The research house said Maybank’s first quarter net profit fell 16.1% year-on-year, dragged down by a 248.8% year-on-year jump in LLP.
This arose from its prudent move to reschedule and restructure (R&R) a corporate loan in Singapore with a value of about RM800mil (about US$195mil), which required the bank to classify the loan as impaired and provide the necessary provisions.
“There is a possibility of a write-back of this provisioning as R&R loans can be reclassified as non-impaired if the borrowers repay their loans promptly for six consecutive months,” it added.
Maybank’s gross impaired loan (GIL) ratio rose further from 1.86% in December 2015 to 2.11% in March 2016. The increase came mainly from the classification of a R&R loan in Singapore.

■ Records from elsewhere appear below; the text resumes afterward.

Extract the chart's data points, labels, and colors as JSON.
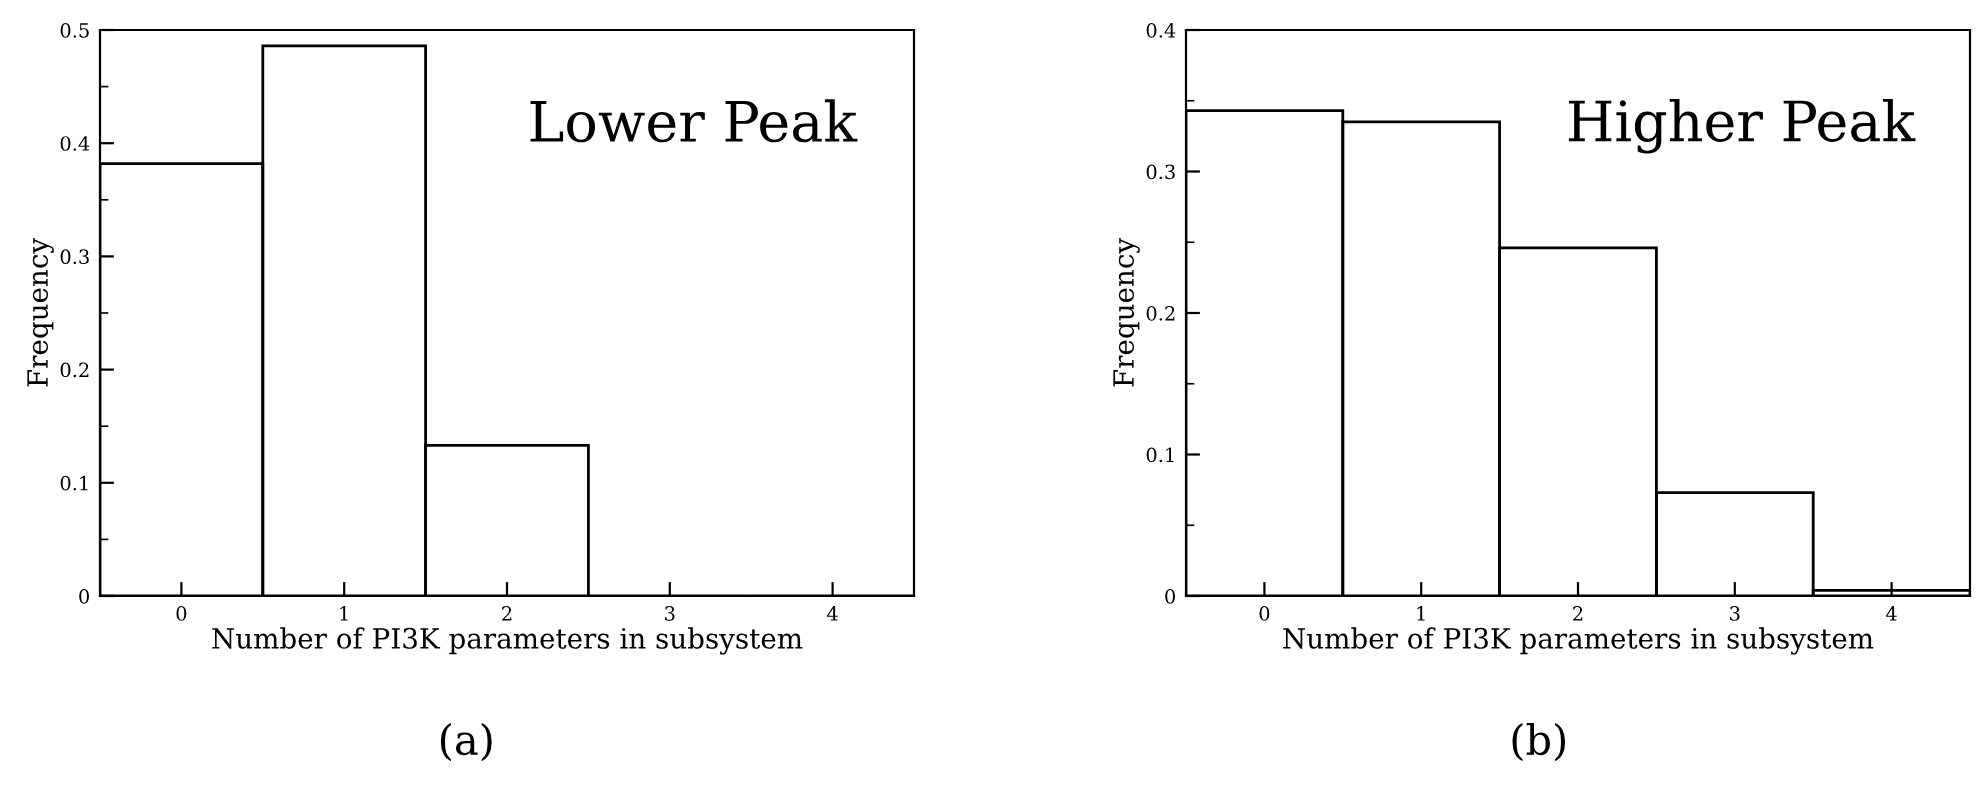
{
  "chart_data": [
    {
      "type": "histogram",
      "bins": [
        -0.5,
        0.5,
        1.5,
        2.5,
        3.5,
        4.5
      ],
      "values": [
        0.382,
        0.486,
        0.133,
        0,
        0
      ],
      "color": "#000000",
      "xlabel": "Number of PI3K parameters in subsystem",
      "ylabel": "Frequency",
      "xlim": [
        -0.5,
        4.5
      ],
      "ylim": [
        0,
        0.5
      ],
      "xticks": [
        0,
        1,
        2,
        3,
        4
      ],
      "yticks": [
        0,
        0.1,
        0.2,
        0.3,
        0.4,
        0.5
      ],
      "grid": false,
      "annotations": [
        "Lower Peak",
        "(a)"
      ]
    },
    {
      "type": "histogram",
      "bins": [
        -0.5,
        0.5,
        1.5,
        2.5,
        3.5,
        4.5
      ],
      "values": [
        0.343,
        0.335,
        0.246,
        0.073,
        0.004
      ],
      "color": "#000000",
      "xlabel": "Number of PI3K parameters in subsystem",
      "ylabel": "Frequency",
      "xlim": [
        -0.5,
        4.5
      ],
      "ylim": [
        0,
        0.4
      ],
      "xticks": [
        0,
        1,
        2,
        3,
        4
      ],
      "yticks": [
        0,
        0.1,
        0.2,
        0.3,
        0.4
      ],
      "grid": false,
      "annotations": [
        "Higher Peak",
        "(b)"
      ]
    }
  ]
}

Apart from this, asset quality for other segments was largely intact. Of the GIL ratio of 2.11%, 33bp was for R&R loans, which can be reclassified back to non-impaired if the borrowers repay these loans promptly for six consecutive months.
CIMB said Maybank’s loan growth eased from 12.3% year-on-year in December 2015 to 5.7% year-on-year in March 2016, the worst since September 2009. There was a slowdown in all major markets –from 6% year-on-year in December 2015 to 3.7% year-on-year in March 2016 (versus industry’s 6.4%) for Malaysia, from 21.7% year-on-year to 12.9% year-on-year for
Singapore, and from 16.6% year-on-year to 7.9% year-on-year for Indonesia.
Despite the slowdown in loan growth, CIMB said net interest income (NII) still grew by a commendable 11.4% year-on-year in first quarter, thanks to an 8bp year-on-year expansion in net interest margin (NIM) to 2.34%.
“Despite the weaker-than-expected first quarter results, Maybank remains an ‘add’, premised on the recovery in the earnings contributions from Indonesia, benefits of the ongoing regionalisation of its operations and regional expansion of its insurance and Islamic banking businesses,” CIMB said.
“The increase in the GIL in first quarter mainly came from a few corporate accounts and does not signify a systemic risk on asset quality. Downside risk to our target price is a further deterioration in asset quality that will lead to higher credit costs,” it added.